Two distinct patterns of spatial-temporal gel development are seen. For large λ or k_b or small D (see Fig. S3, S4, S7) the gel is highly peaked and largely confined to a narrow region surrounding the center of the source. In these cases, we see early reverse diffusion of oligomers, average functionality f^A that decreases towards 2 within the narrow gel while remaining high (> 2.5) adjacent to it, and structure parameter B/θ that is substantially higher within the gel than outside of it. For small λ or k_b or large D (see Fig. S2, S5, S6), we see a wide gel with a low peak, f^A that rises and then decreases towards 2 approximately uniformly in space, and a uniformly low structure parameter. Thus, a relatively large source rate or branching rate leads to a tightly confined gel, while a relatively large diffusivity leads to a dispersed one.

Our current model of fibrin polymerization model does have limitations. We make specific simplifying assumptions about diffusion of oligomers of different sizes.
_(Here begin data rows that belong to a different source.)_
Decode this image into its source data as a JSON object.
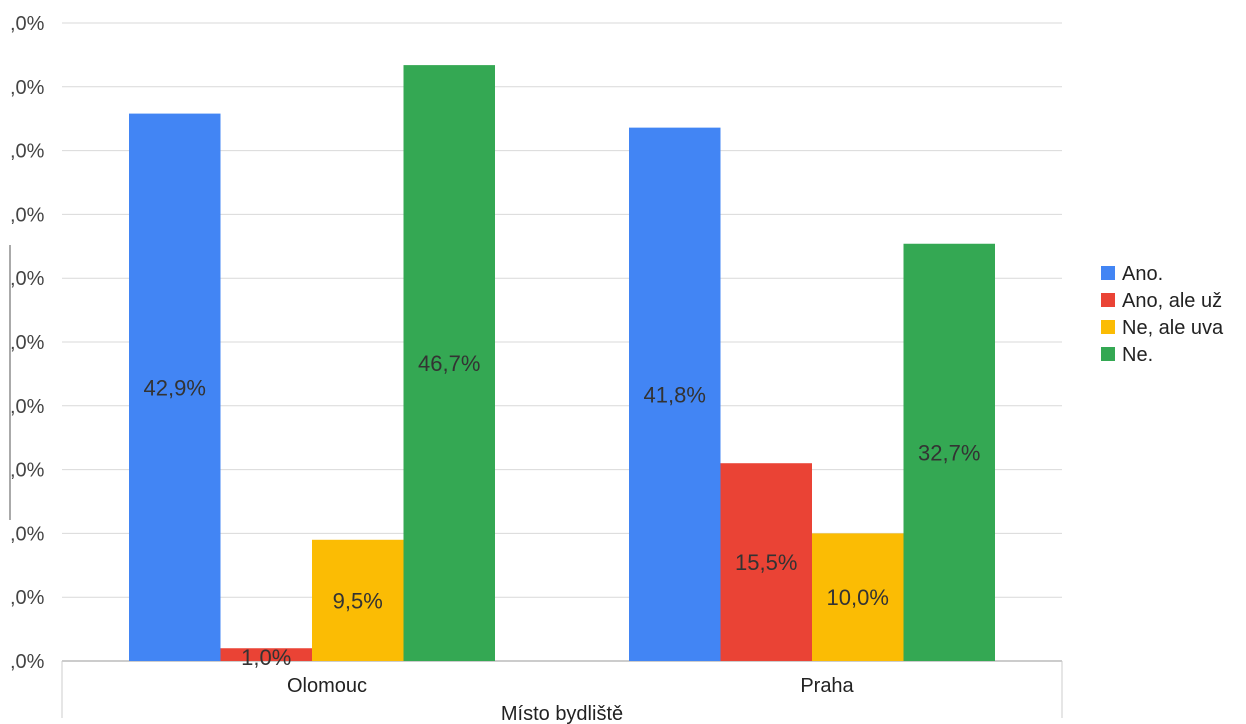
{
  "chart_data": {
    "type": "bar",
    "title": "",
    "xlabel": "Místo bydliště",
    "ylabel": "",
    "ylim": [
      0,
      50
    ],
    "y_ticks": [
      ",0%",
      ",0%",
      ",0%",
      ",0%",
      ",0%",
      ",0%",
      ",0%",
      ",0%",
      ",0%",
      ",0%",
      ",0%"
    ],
    "y_tick_values": [
      0,
      5,
      10,
      15,
      20,
      25,
      30,
      35,
      40,
      45,
      50
    ],
    "grid": true,
    "legend_position": "right",
    "categories": [
      "Olomouc",
      "Praha"
    ],
    "series": [
      {
        "name": "Ano.",
        "color": "#4285f4",
        "values": [
          42.9,
          41.8
        ],
        "labels": [
          "42,9%",
          "41,8%"
        ]
      },
      {
        "name": "Ano, ale už",
        "color": "#ea4335",
        "values": [
          1.0,
          15.5
        ],
        "labels": [
          "1,0%",
          "15,5%"
        ]
      },
      {
        "name": "Ne, ale uva",
        "color": "#fbbc04",
        "values": [
          9.5,
          10.0
        ],
        "labels": [
          "9,5%",
          "10,0%"
        ]
      },
      {
        "name": "Ne.",
        "color": "#34a853",
        "values": [
          46.7,
          32.7
        ],
        "labels": [
          "46,7%",
          "32,7%"
        ]
      }
    ]
  }
}
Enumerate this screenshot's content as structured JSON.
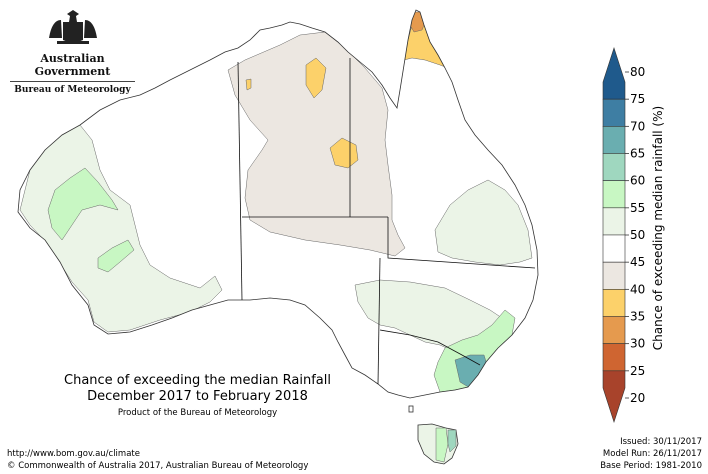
{
  "logo": {
    "emblem_name": "commonwealth-coat-of-arms",
    "line1": "Australian Government",
    "line2": "Bureau of Meteorology"
  },
  "title": {
    "line1": "Chance of exceeding the median Rainfall",
    "line2": "December 2017 to February 2018",
    "line3": "Product of the Bureau of Meteorology"
  },
  "footer_left": {
    "url": "http://www.bom.gov.au/climate",
    "copyright": "© Commonwealth of Australia 2017, Australian Bureau of Meteorology"
  },
  "footer_right": {
    "issued": "Issued: 30/11/2017",
    "model_run": "Model Run: 26/11/2017",
    "base_period": "Base Period: 1981-2010"
  },
  "legend": {
    "title": "Chance of exceeding median rainfall (%)",
    "classes": [
      {
        "from": 75,
        "to": 80,
        "color": "#1f5a8c"
      },
      {
        "from": 70,
        "to": 75,
        "color": "#3e7ea3"
      },
      {
        "from": 65,
        "to": 70,
        "color": "#6aaeb0"
      },
      {
        "from": 60,
        "to": 65,
        "color": "#9fd7bf"
      },
      {
        "from": 55,
        "to": 60,
        "color": "#c8f7c3"
      },
      {
        "from": 50,
        "to": 55,
        "color": "#ebf4e7"
      },
      {
        "from": 45,
        "to": 50,
        "color": "#ffffff"
      },
      {
        "from": 40,
        "to": 45,
        "color": "#ece7e1"
      },
      {
        "from": 35,
        "to": 40,
        "color": "#fcd16a"
      },
      {
        "from": 30,
        "to": 35,
        "color": "#e59a4e"
      },
      {
        "from": 25,
        "to": 30,
        "color": "#cf6531"
      },
      {
        "from": 20,
        "to": 25,
        "color": "#a8432b"
      }
    ],
    "ticks": [
      "80",
      "75",
      "70",
      "65",
      "60",
      "55",
      "50",
      "45",
      "40",
      "35",
      "30",
      "25",
      "20"
    ]
  },
  "colors": {
    "coast": "#333333",
    "state_border": "#111111",
    "contour": "#666666"
  }
}
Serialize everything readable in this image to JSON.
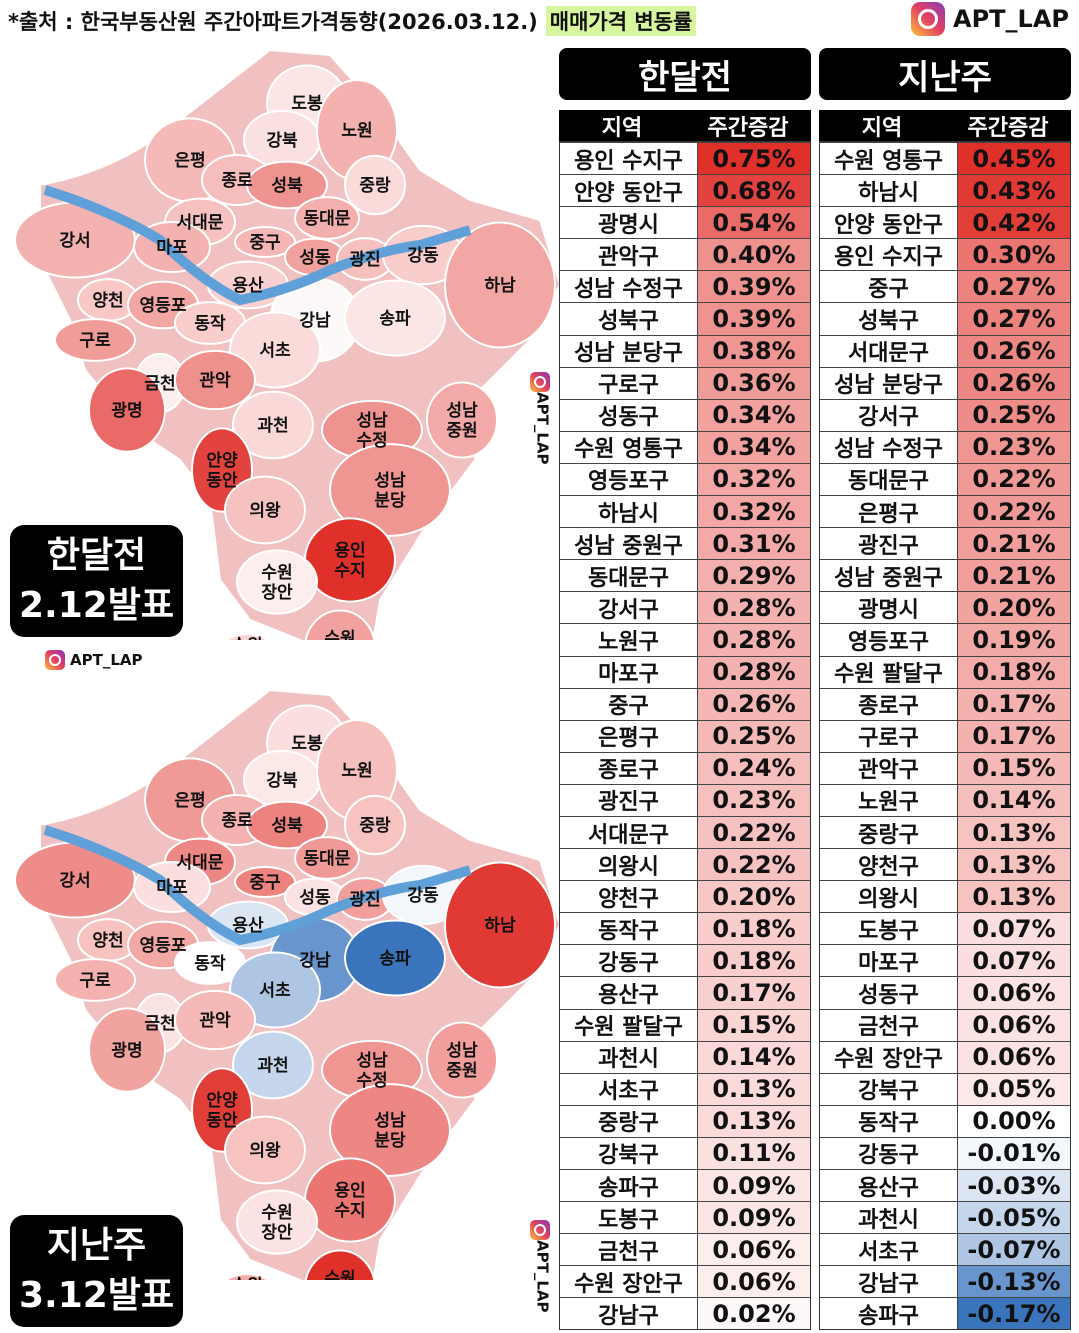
{
  "header": {
    "source": "*출처 : 한국부동산원 주간아파트가격동향(2026.03.12.)",
    "highlight": "매매가격 변동률",
    "brand": "APT_LAP"
  },
  "colors": {
    "positive": "#e0302a",
    "negative": "#3a74bd",
    "highlight": "#d8f5a0"
  },
  "chart_data": [
    {
      "type": "table",
      "title": "한달전",
      "columns": [
        "지역",
        "주간증감"
      ],
      "rows": [
        [
          "용인 수지구",
          "0.75%"
        ],
        [
          "안양 동안구",
          "0.68%"
        ],
        [
          "광명시",
          "0.54%"
        ],
        [
          "관악구",
          "0.40%"
        ],
        [
          "성남 수정구",
          "0.39%"
        ],
        [
          "성북구",
          "0.39%"
        ],
        [
          "성남 분당구",
          "0.38%"
        ],
        [
          "구로구",
          "0.36%"
        ],
        [
          "성동구",
          "0.34%"
        ],
        [
          "수원 영통구",
          "0.34%"
        ],
        [
          "영등포구",
          "0.32%"
        ],
        [
          "하남시",
          "0.32%"
        ],
        [
          "성남 중원구",
          "0.31%"
        ],
        [
          "동대문구",
          "0.29%"
        ],
        [
          "강서구",
          "0.28%"
        ],
        [
          "노원구",
          "0.28%"
        ],
        [
          "마포구",
          "0.28%"
        ],
        [
          "중구",
          "0.26%"
        ],
        [
          "은평구",
          "0.25%"
        ],
        [
          "종로구",
          "0.24%"
        ],
        [
          "광진구",
          "0.23%"
        ],
        [
          "서대문구",
          "0.22%"
        ],
        [
          "의왕시",
          "0.22%"
        ],
        [
          "양천구",
          "0.20%"
        ],
        [
          "동작구",
          "0.18%"
        ],
        [
          "강동구",
          "0.18%"
        ],
        [
          "용산구",
          "0.17%"
        ],
        [
          "수원 팔달구",
          "0.15%"
        ],
        [
          "과천시",
          "0.14%"
        ],
        [
          "서초구",
          "0.13%"
        ],
        [
          "중랑구",
          "0.13%"
        ],
        [
          "강북구",
          "0.11%"
        ],
        [
          "송파구",
          "0.09%"
        ],
        [
          "도봉구",
          "0.09%"
        ],
        [
          "금천구",
          "0.06%"
        ],
        [
          "수원 장안구",
          "0.06%"
        ],
        [
          "강남구",
          "0.02%"
        ]
      ]
    },
    {
      "type": "table",
      "title": "지난주",
      "columns": [
        "지역",
        "주간증감"
      ],
      "rows": [
        [
          "수원 영통구",
          "0.45%"
        ],
        [
          "하남시",
          "0.43%"
        ],
        [
          "안양 동안구",
          "0.42%"
        ],
        [
          "용인 수지구",
          "0.30%"
        ],
        [
          "중구",
          "0.27%"
        ],
        [
          "성북구",
          "0.27%"
        ],
        [
          "서대문구",
          "0.26%"
        ],
        [
          "성남 분당구",
          "0.26%"
        ],
        [
          "강서구",
          "0.25%"
        ],
        [
          "성남 수정구",
          "0.23%"
        ],
        [
          "동대문구",
          "0.22%"
        ],
        [
          "은평구",
          "0.22%"
        ],
        [
          "광진구",
          "0.21%"
        ],
        [
          "성남 중원구",
          "0.21%"
        ],
        [
          "광명시",
          "0.20%"
        ],
        [
          "영등포구",
          "0.19%"
        ],
        [
          "수원 팔달구",
          "0.18%"
        ],
        [
          "종로구",
          "0.17%"
        ],
        [
          "구로구",
          "0.17%"
        ],
        [
          "관악구",
          "0.15%"
        ],
        [
          "노원구",
          "0.14%"
        ],
        [
          "중랑구",
          "0.13%"
        ],
        [
          "양천구",
          "0.13%"
        ],
        [
          "의왕시",
          "0.13%"
        ],
        [
          "도봉구",
          "0.07%"
        ],
        [
          "마포구",
          "0.07%"
        ],
        [
          "성동구",
          "0.06%"
        ],
        [
          "금천구",
          "0.06%"
        ],
        [
          "수원 장안구",
          "0.06%"
        ],
        [
          "강북구",
          "0.05%"
        ],
        [
          "동작구",
          "0.00%"
        ],
        [
          "강동구",
          "-0.01%"
        ],
        [
          "용산구",
          "-0.03%"
        ],
        [
          "과천시",
          "-0.05%"
        ],
        [
          "서초구",
          "-0.07%"
        ],
        [
          "강남구",
          "-0.13%"
        ],
        [
          "송파구",
          "-0.17%"
        ]
      ]
    }
  ],
  "maps": [
    {
      "badge_line1": "한달전",
      "badge_line2": "2.12발표"
    },
    {
      "badge_line1": "지난주",
      "badge_line2": "3.12발표"
    }
  ],
  "map_labels": {
    "도봉": "도봉구",
    "강북": "강북구",
    "노원": "노원구",
    "은평": "은평구",
    "종로": "종로구",
    "성북": "성북구",
    "중랑": "중랑구",
    "서대문": "서대문구",
    "동대문": "동대문구",
    "강서": "강서구",
    "마포": "마포구",
    "중구": "중구",
    "성동": "성동구",
    "광진": "광진구",
    "강동": "강동구",
    "용산": "용산구",
    "하남": "하남시",
    "양천": "양천구",
    "영등포": "영등포구",
    "강남": "강남구",
    "송파": "송파구",
    "동작": "동작구",
    "구로": "구로구",
    "서초": "서초구",
    "금천": "금천구",
    "관악": "관악구",
    "광명": "광명시",
    "과천": "과천시",
    "성남 수정": "성남 수정구",
    "성남 중원": "성남 중원구",
    "안양 동안": "안양 동안구",
    "성남 분당": "성남 분당구",
    "의왕": "의왕시",
    "용인 수지": "용인 수지구",
    "수원 장안": "수원 장안구",
    "수원 팔달": "수원 팔달구",
    "수원 영통": "수원 영통구"
  }
}
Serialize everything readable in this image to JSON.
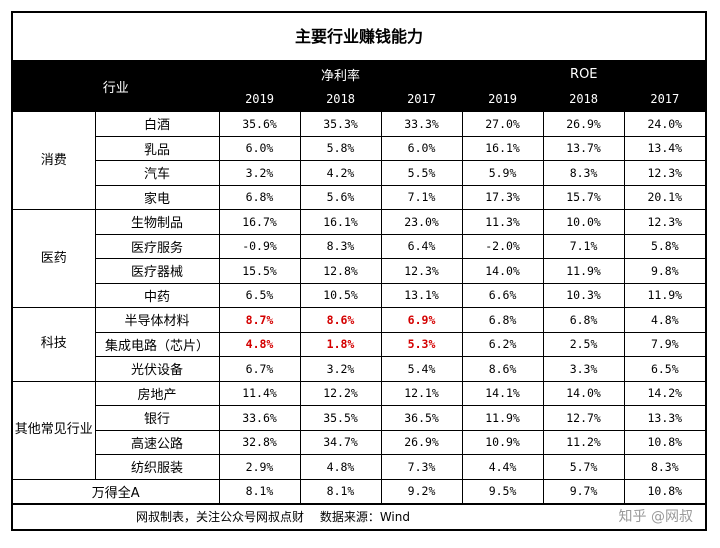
{
  "title": "主要行业赚钱能力",
  "header": {
    "industry_label": "行业",
    "net_margin_label": "净利率",
    "roe_label": "ROE",
    "years": [
      "2019",
      "2018",
      "2017"
    ]
  },
  "groups": [
    {
      "name": "消费",
      "rows": [
        {
          "name": "白酒",
          "net": [
            "35.6%",
            "35.3%",
            "33.3%"
          ],
          "roe": [
            "27.0%",
            "26.9%",
            "24.0%"
          ]
        },
        {
          "name": "乳品",
          "net": [
            "6.0%",
            "5.8%",
            "6.0%"
          ],
          "roe": [
            "16.1%",
            "13.7%",
            "13.4%"
          ]
        },
        {
          "name": "汽车",
          "net": [
            "3.2%",
            "4.2%",
            "5.5%"
          ],
          "roe": [
            "5.9%",
            "8.3%",
            "12.3%"
          ]
        },
        {
          "name": "家电",
          "net": [
            "6.8%",
            "5.6%",
            "7.1%"
          ],
          "roe": [
            "17.3%",
            "15.7%",
            "20.1%"
          ]
        }
      ]
    },
    {
      "name": "医药",
      "rows": [
        {
          "name": "生物制品",
          "net": [
            "16.7%",
            "16.1%",
            "23.0%"
          ],
          "roe": [
            "11.3%",
            "10.0%",
            "12.3%"
          ]
        },
        {
          "name": "医疗服务",
          "net": [
            "-0.9%",
            "8.3%",
            "6.4%"
          ],
          "roe": [
            "-2.0%",
            "7.1%",
            "5.8%"
          ]
        },
        {
          "name": "医疗器械",
          "net": [
            "15.5%",
            "12.8%",
            "12.3%"
          ],
          "roe": [
            "14.0%",
            "11.9%",
            "9.8%"
          ]
        },
        {
          "name": "中药",
          "net": [
            "6.5%",
            "10.5%",
            "13.1%"
          ],
          "roe": [
            "6.6%",
            "10.3%",
            "11.9%"
          ]
        }
      ]
    },
    {
      "name": "科技",
      "rows": [
        {
          "name": "半导体材料",
          "net": [
            "8.7%",
            "8.6%",
            "6.9%"
          ],
          "roe": [
            "6.8%",
            "6.8%",
            "4.8%"
          ],
          "highlight": true
        },
        {
          "name": "集成电路（芯片）",
          "net": [
            "4.8%",
            "1.8%",
            "5.3%"
          ],
          "roe": [
            "6.2%",
            "2.5%",
            "7.9%"
          ],
          "highlight": true
        },
        {
          "name": "光伏设备",
          "net": [
            "6.7%",
            "3.2%",
            "5.4%"
          ],
          "roe": [
            "8.6%",
            "3.3%",
            "6.5%"
          ]
        }
      ]
    },
    {
      "name": "其他常见行业",
      "rows": [
        {
          "name": "房地产",
          "net": [
            "11.4%",
            "12.2%",
            "12.1%"
          ],
          "roe": [
            "14.1%",
            "14.0%",
            "14.2%"
          ]
        },
        {
          "name": "银行",
          "net": [
            "33.6%",
            "35.5%",
            "36.5%"
          ],
          "roe": [
            "11.9%",
            "12.7%",
            "13.3%"
          ]
        },
        {
          "name": "高速公路",
          "net": [
            "32.8%",
            "34.7%",
            "26.9%"
          ],
          "roe": [
            "10.9%",
            "11.2%",
            "10.8%"
          ]
        },
        {
          "name": "纺织服装",
          "net": [
            "2.9%",
            "4.8%",
            "7.3%"
          ],
          "roe": [
            "4.4%",
            "5.7%",
            "8.3%"
          ]
        }
      ]
    }
  ],
  "total": {
    "name": "万得全A",
    "net": [
      "8.1%",
      "8.1%",
      "9.2%"
    ],
    "roe": [
      "9.5%",
      "9.7%",
      "10.8%"
    ]
  },
  "footer": {
    "note": "网叔制表，关注公众号网叔点财　 数据来源：Wind",
    "watermark": "知乎 @网叔"
  },
  "colors": {
    "highlight": "#d40000",
    "header_bg": "#000000"
  }
}
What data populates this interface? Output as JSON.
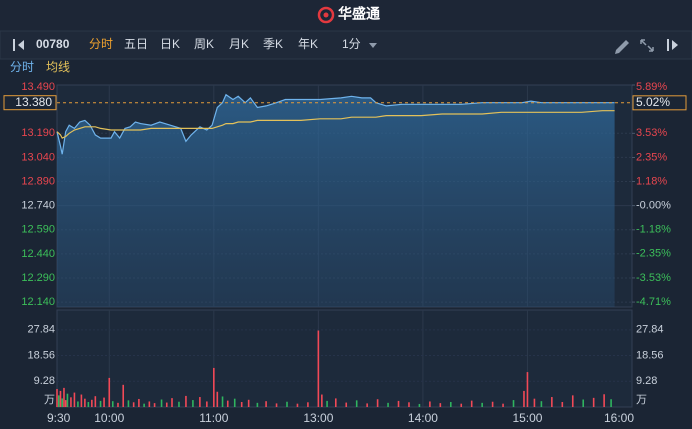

This is done (i) to produce a mathematically tractable treatment of diffusion and (ii) because for the in vivo situations to which we will ultimately apply the model (after we couple it to our existing models of platelet deposition and coagulation under flow [7, 15, 17]), there are two cases of particular interest, in both of which diffusion of large oligomers is expected to be of limited importance. If a clot forms inside a blood vessel, advection is generally dominant over diffusion and we would expect many small fluid-phase oligomers to be washed away before they combine into large oligomers, and it may be that only the fibrin strands which are anchored to platelets remain at the injury site. On the other hand, if a clot forms in the complex milieu of the extravascular space (in the presence of cells and extracellular protein matrices), the spatial gaps in which molecules can diffuse are likely to be small, and this would reduce the importance of diffusion of large oligomers. Another limitation of the current model is that it does not treat fiber thickening after gel time, which is seen to be important experimentally [22, 21] and extending the model to treat thickening is an open question. The model also does not account for the fact that fibrinogen can bind to a fibrin oligomer and, until that fibrinogen is converted to fibrin, reduce the ability of that oligomer to bind with other oligomers. In [18], we present our preliminary work on analyzing models of polymerization that involve two types of monomers. A paper using similar ideas to include fibrinogen binding in the fibrin branching model is forthcoming. An open issue is the coupling of our fibrin polymerization model with our existing non-spatial [14, 7, 15, 17] and spatial [16] models of coagulation biochemistry and platelet deposition under flow. Fibrinogen will be converted to fibrin by thrombin at the concentrations that emerge from the calculations, fibrinogen and fibrin in the plasma will be transported with the flow, and we expect that the binding of fibrinogen and fibrin to the surfaces of platelets in the clot will play an important role in the dynamics.